In a recent interview with successful fund manager, Joel Tillinghast, the claim was made that to be successful with investing, investors may have to hold ideas that are unpopular over the short term. The Cheesecake Factory (CAKE) has been an unpopular investment this year. It had a 52-week high of $67.14, but it is now trading at $44.40 which is near its 52-week low of $44.02. With this decline, has CAKE become a value opportunity?

The company currently operates 208 restaurants with a majority operating under the Cheesecake Factory name in the United States. The company also has 13 Grand Lux Cafes, 1 Rock Sugar Pan Asian Kitchen, and 15 licensed Cheesecake Factories in the Middle East, China, and Mexico. In addition to the restaurants, the company produces cheesecakes and other baked goods for food service operators, retailers, and distributors. Before investing in this business, it would be important to understand how much of the company’s revenue is generated at the restaurants compared to its production of baked goods. This is an important factor considering the restaurants are usually located at malls and mall traffic has been declining which could hurt potential sales moving forward.

Looking at the valuation ratios, the current Price/Earnings Ratio is 15.74, while the industry average is 24.99. Price/Sales of 0.92 is well below the industry average of 2.56. This would be a positive for the company, as investors are getting a great value for the sales. Price/Tangible Book value of 3.42 which is favorable to an industry average that is not material. In looking at various restaurants in the past, we know the franchising model for many companies often leads to negative equity. We like seeing the tangible equity for the Cheesecake Factory. Price/Cash Flow of 9.12 is also well below the industry average of 17.69. The valuation ratios for the company all look very promising compared to the industry average.

The Cheesecake Factory pays a decent dividend of 2.58% and only uses 32.7% of earnings to pay out that dividend. This is beneficial as the company has excess earnings to invest in other parts of the business after paying the dividend. It also shows the dividend is very safe at its current level.

Sales have grown by 6.02% year over year versus the industry average of 1.70% and EPS has grown by 13.68% over the same time period compared to the industry average of 10.93%. These are both positives, as we like to see sales and EPS increase over time, especially if they are out pacing the industry average.

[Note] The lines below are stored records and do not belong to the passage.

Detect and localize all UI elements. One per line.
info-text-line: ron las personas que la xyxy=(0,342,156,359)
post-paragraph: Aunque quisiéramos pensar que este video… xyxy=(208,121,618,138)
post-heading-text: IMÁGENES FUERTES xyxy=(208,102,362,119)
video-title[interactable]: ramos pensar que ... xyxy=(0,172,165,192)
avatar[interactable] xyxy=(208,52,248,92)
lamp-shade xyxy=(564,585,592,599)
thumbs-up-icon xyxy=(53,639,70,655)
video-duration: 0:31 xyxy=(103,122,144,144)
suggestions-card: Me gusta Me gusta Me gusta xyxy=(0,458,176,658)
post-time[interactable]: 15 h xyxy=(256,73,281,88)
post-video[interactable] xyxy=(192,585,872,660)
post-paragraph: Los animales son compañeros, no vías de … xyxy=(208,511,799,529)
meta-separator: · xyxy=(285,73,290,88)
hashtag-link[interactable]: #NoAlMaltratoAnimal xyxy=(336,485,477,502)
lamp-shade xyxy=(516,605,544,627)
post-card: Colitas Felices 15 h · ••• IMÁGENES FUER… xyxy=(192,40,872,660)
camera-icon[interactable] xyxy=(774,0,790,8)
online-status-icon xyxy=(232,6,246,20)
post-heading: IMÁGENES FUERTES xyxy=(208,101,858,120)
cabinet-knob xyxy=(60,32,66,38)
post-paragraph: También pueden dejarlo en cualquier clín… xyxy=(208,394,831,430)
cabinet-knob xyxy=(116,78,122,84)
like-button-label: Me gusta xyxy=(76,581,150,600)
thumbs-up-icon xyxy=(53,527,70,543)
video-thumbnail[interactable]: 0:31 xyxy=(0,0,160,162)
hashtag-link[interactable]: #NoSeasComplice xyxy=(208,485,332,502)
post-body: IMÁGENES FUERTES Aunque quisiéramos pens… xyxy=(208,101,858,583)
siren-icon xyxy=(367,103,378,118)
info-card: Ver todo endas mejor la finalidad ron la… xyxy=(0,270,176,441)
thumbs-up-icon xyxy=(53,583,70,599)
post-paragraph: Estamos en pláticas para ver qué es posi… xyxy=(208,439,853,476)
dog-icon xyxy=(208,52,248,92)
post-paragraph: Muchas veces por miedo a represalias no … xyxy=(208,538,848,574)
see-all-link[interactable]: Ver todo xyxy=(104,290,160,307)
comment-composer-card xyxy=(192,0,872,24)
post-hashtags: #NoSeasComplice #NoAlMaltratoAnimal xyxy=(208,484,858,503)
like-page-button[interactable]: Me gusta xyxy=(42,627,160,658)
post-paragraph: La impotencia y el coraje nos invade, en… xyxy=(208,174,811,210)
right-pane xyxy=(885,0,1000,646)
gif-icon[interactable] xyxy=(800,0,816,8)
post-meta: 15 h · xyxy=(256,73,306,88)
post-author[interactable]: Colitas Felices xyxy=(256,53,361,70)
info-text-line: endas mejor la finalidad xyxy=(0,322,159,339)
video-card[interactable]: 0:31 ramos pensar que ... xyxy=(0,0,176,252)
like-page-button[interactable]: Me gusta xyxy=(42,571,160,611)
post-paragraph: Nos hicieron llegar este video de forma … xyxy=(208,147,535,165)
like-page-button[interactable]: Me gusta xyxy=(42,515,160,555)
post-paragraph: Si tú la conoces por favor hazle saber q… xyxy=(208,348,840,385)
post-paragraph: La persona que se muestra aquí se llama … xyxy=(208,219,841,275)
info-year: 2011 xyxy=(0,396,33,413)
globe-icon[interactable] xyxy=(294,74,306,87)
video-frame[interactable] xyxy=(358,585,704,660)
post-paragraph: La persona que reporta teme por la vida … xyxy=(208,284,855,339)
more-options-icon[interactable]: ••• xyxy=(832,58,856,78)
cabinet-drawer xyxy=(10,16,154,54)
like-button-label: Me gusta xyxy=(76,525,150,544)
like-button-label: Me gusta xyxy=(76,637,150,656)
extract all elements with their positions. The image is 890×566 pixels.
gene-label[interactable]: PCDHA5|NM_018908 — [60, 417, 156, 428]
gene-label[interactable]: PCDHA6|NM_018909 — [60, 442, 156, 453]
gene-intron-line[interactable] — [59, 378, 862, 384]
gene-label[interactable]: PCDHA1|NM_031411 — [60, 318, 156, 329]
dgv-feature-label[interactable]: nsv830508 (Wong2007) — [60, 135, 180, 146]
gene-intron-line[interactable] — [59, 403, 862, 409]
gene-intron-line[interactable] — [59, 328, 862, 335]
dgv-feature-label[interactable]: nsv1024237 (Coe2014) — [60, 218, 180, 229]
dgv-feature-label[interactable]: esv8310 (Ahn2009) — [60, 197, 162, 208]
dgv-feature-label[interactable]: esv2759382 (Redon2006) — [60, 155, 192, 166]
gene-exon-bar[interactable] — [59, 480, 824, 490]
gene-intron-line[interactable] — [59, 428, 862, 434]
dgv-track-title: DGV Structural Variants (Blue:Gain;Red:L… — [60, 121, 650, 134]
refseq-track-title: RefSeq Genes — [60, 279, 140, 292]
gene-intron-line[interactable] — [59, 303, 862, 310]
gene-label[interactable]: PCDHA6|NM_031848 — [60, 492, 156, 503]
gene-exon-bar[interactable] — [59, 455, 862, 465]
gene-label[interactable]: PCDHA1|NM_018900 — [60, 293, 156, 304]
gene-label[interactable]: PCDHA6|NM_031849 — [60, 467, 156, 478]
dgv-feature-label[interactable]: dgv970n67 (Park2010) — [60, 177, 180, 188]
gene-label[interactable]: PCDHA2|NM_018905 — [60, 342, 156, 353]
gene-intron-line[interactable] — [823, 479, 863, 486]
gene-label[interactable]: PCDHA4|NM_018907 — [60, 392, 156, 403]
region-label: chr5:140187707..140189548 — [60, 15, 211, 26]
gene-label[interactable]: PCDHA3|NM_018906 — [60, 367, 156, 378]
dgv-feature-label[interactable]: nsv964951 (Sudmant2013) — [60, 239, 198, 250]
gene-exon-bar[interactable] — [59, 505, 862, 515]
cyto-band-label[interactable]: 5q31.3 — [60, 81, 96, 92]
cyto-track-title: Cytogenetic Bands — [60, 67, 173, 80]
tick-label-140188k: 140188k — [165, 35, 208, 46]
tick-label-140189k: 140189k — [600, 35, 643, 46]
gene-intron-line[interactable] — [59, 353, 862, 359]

Turning to the balance sheet, a current ratio of 0.64 is concerning as it does not provide much liquidity to the company. It shows the current liabilities exceed the current assets, which could be problematic. One potential problem that may be holding down the current ratio is the accounting for gift cards. When gift cards are sold, they are not counted as a sale but are rather accounted for as a liability. This is one potential explanation, but this low current ratio would have to be further explored before an investment into this company could be justified. Continuing with the balance sheet, the Total Debt/Equity is phenomenal as it is 0%. This means the company has no debt on the balance sheet, which is a major positive.

Looking forward to December 2018 and using a forward multiple of 16.5 on estimated GAAP EPS of $2.93 gives us a target sell price of $48.35. This would provide a narrow-estimated return of approximately 9%. We only like to buy companies when we have a nice margin of safety of 30%. The company has many positives, but the minimal estimated growth would put it in the hold category at our firm.